5 New Nonfiction Books You'll Love
Erik Larson revisits World War II, and forensic pioneer Edward Oscar Heinrich is compared to Sherlock Holmes
The Lost Family: How DNA Testing Is Uncovering Secrets, Reuniting Relatives, and Upending Who We Are
Libby Copeland
Many of us send away our saliva for DNA testing as a lark, but the results can be a disturbing surprise for some — proving that they're not biologically related to their fathers (known in the biz as “non-paternity events"), for instance. Copeland, a longtime journalist, has written a smart and absorbing exploration of the ethics and privacy questions surrounding this relatively new ability to confirm who's who on our family trees. Now, she writes, “when one person spits into a vial or swabs her cheek, the whole family is implicated.” It's a page-turner, thanks to a story that's woven into the narrative about a woman named Alice Collins Plebuch who'd grown up believing she was of British-Irish descent. After genetic testing revealed Eastern European Jewish ancestry, she set off on a dogged quest to understand where those genes came from. By the end you'll also be eager to find out where the disconnect occurred (and the answer's a doozy).
The Splendid and the Vile: A Saga of Churchill, Family, and Defiance During the Blitz
Erik Larson
Larson is the master at making history as compelling as the best fiction, which is why his previous books — among them The Devil in the White City and In the Garden of Beasts — were No. 1 best sellers. The author doesn't disappoint in his latest, a deeply researched story about Winston's Churchill first year as prime minister, starting May 10, 1940, a few months after the start of World War II. The story captures Londoners’ terror during the German bombing assault; Churchill's diplomatic maneuvering, including cajoling America for support; his and his family members’ domestic lives; and a rich portrait of the man himself (fun fact: He couldn't bear the sound of whistling). More profoundly, though, the book makes a dramatic case for Churchill as bold savior in the face of German aggression. “Churchill brought to No. 10 Downing Street a naked confidence that under his leadership Britain would win the war,” Larson writes, “even though any objective appraisal would have said he did not have a chance.”

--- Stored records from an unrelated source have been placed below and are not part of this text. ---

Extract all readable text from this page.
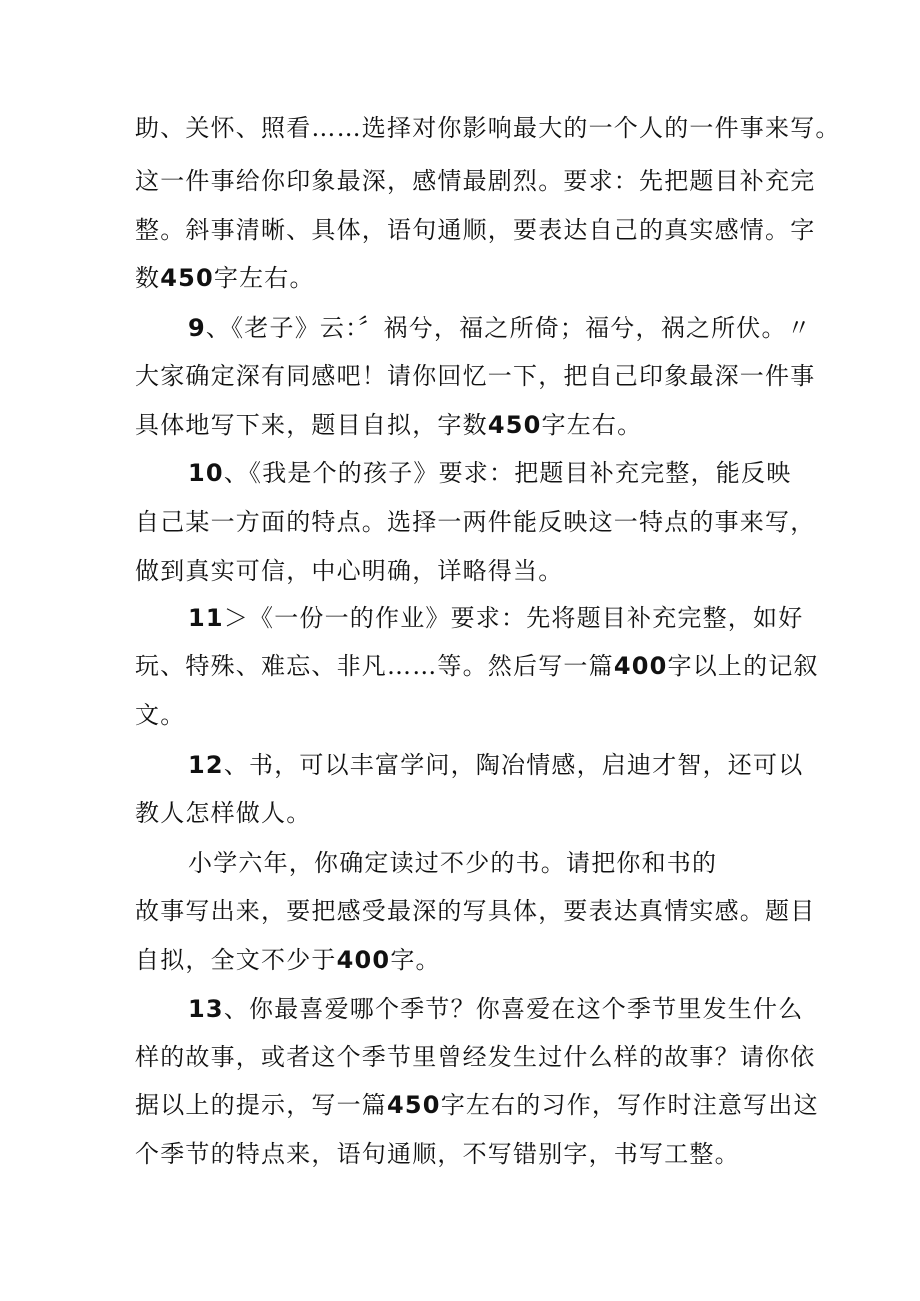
助、关怀、照看……选择对你影响最大的一个人的一件事来写。
这一件事给你印象最深，感情最剧烈。要求：先把题目补充完
整。斜事清晰、具体，语句通顺，要表达自己的真实感情。字
数450字左右。
9、《老子》云：〞祸兮，福之所倚；福兮，祸之所伏。〃
大家确定深有同感吧！请你回忆一下，把自己印象最深一件事
具体地写下来，题目自拟，字数450字左右。
10、《我是个的孩子》要求：把题目补充完整，能反映
自己某一方面的特点。选择一两件能反映这一特点的事来写，
做到真实可信，中心明确，详略得当。
11＞《一份一的作业》要求：先将题目补充完整，如好
玩、特殊、难忘、非凡……等。然后写一篇400字以上的记叙
文。
12、书，可以丰富学问，陶冶情感，启迪才智，还可以
教人怎样做人。
小学六年，你确定读过不少的书。请把你和书的
故事写出来，要把感受最深的写具体，要表达真情实感。题目
自拟，全文不少于400字。
13、你最喜爱哪个季节？你喜爱在这个季节里发生什么
样的故事，或者这个季节里曾经发生过什么样的故事？请你依
据以上的提示，写一篇450字左右的习作，写作时注意写出这
个季节的特点来，语句通顺，不写错别字，书写工整。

Why We Can't Sleep: Women's New Midlife Crisis
Ada Calhoun
As Gen X women reach middle age they are often anxious and overwhelmed — by careers, child care, eldercare, relationships — and, the 40-something Calhoun argues, some of their emotional exhaustion stems from too many choices. That's not such a bad situation to be in, members of the older generation might think, but, based in part on her own experience, the author insists that “possibilities create pressure.” She notes how Gen Xers’ second-wave feminist parents have pushed their daughters to “have it all” (as in, “Why be a nurse when you could be a doctor?"). Calhoun is not really trying to offer advice, but, by illustrating her own journey, provides an example of how women at this life stage can learn to empower themselves, focus on what's most important to them and thrive, despite heavy expectations from themselves and others.
Overground Railroad: The Green Book and the Roots of Black Travel in America
Candacy Taylor
Many of us were loosely introduced to the Green Book by the wonderful 2018 Oscar-winning film of the same name. This fascinating new history dives far deeper into the story behind the Negro Motorist Green Book, published from 1936 to 1967, which allowed African Americans to find hospitable accommodations and resources during a time when they were at best unwelcome and at worst unsafe when they traveled. Taylor describes how postal worker and entrepreneur Victor Hugo Green was motivated to compile this “bible of black travel,” with a mission that was so radical in that pre-civil rights era that simply to be listed in the book was an act of courage. The author has also curated a three-year mobile Smithsonian exhibit on the Green Book that will be at the National Civil Rights Museum in Memphis, Tennessee, from June 13 to Sept. 13.
American Sherlock: Murder, Forensics, and the Birth of American CSI
Kate Winkler Dawson
Fans of the hit TV series NCIS, CSI and Mindhunter are likely to be gripped by this story about forensic pioneer Edward Oscar Heinrich, heralded by the author as “the most famous criminalist you've likely never heard of.” During the crime-ridden 1920s and 1930s — an era of underfunded police departments outsmarted by savvy criminals — Heinrich invented techniques that broke some of the country's toughest cases. The author reconstructs his most remarkable ones with vivid detail, thanks to Heinrich's meticulous record-keeping. The detective, of course, was endlessly compared to Sherlock Holmes — something he apparently wasn't too pleased about, despite seeming to share the same kind of deductive brilliance as the fictional detective. Dawson writes that Heinrich once snapped at a reporter who made the comparison, “Not Sherlock Holmes. Holmes acted on hunches. And hunches play no part in my crime laboratory."